Apple is planning on bringing satellite communication support to a future iPhone for use in emergency situations, though the feature likely won't debut in 2021.
There are at least two related emergency features that will use satellite networks, sources familiar with the development told Bloomberg. The features will allow users to send texts to first responders and report crashes in regions without cellular coverage.
According to Bloomberg, Apple has had teams working on satellite technology since at least 2017.
Rumors that an iPhone could support satellite communications have ramped up in the wake of analyst Ming-Chi Kuo forecasting that the "iPhone 13" would sport the necessary hardware.
However, Bloomberg notes that the features are "unlikely to be ready before" 2022. Apple's focus is also much more narrow — the satellite support will be meant for emergency situations and not general satellite communication. There's also the chance that the features could be changed or scrapped.
One of the features, dubbed "Emergency Message via Satellite," would let users text first responders or contacts over a satellite network when cellular service isn't available. The feature will reportedly be integrated into Messages as a third protocol alongside SMS and iMessage, with the bubbles appearing as gray instead of green or blue.
The second feature will be a tool focusing on reporting major emergencies or disasters, such as plane crashes or sinking ships, Bloomberg reported.

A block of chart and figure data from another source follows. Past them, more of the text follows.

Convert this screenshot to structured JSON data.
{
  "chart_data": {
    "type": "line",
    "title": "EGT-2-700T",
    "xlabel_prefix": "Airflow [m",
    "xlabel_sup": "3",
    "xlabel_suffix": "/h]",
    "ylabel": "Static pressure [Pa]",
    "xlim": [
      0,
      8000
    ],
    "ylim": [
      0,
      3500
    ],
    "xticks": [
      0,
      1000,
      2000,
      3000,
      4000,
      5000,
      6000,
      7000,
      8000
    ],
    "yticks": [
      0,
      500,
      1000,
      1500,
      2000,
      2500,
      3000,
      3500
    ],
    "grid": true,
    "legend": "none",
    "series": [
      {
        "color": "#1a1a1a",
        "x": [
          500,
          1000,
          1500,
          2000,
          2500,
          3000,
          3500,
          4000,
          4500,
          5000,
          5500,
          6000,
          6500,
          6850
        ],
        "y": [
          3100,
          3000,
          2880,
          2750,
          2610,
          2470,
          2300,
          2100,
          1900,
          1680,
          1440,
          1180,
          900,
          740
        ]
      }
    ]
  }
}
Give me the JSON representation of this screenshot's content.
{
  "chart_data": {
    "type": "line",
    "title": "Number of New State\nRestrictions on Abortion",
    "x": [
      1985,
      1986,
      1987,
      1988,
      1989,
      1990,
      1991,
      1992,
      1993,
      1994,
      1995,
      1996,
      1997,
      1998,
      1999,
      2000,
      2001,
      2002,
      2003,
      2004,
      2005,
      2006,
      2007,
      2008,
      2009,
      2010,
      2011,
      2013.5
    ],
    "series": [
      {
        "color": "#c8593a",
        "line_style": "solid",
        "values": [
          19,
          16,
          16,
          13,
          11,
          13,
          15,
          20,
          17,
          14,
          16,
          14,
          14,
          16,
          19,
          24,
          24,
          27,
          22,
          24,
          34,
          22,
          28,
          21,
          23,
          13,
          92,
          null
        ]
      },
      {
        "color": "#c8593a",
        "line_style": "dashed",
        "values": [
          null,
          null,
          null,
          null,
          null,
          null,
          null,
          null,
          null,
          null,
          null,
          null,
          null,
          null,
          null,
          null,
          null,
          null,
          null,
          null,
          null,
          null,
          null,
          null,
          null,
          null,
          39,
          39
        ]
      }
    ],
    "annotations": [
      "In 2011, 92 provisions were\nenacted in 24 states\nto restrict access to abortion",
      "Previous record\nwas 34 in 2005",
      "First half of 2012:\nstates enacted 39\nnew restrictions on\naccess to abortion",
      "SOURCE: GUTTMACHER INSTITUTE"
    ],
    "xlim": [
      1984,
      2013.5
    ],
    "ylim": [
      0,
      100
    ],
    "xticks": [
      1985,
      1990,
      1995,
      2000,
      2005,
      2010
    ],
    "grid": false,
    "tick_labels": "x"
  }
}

The satellite texting toll will restrict messages to shorter lengths. Messages will also automatically bypass Do Not Disturb when sent to a user's emergency contacts. Users will be able to provide their location and medical information to emergency services with the feature.
To connect to satellites, Apple's iPhone will require a special chip. Although the "iPhone 13" will reportedly feature a custom Apple chip with satellite communication support, some analysts have disputed rumors that it would allow for satellite communication.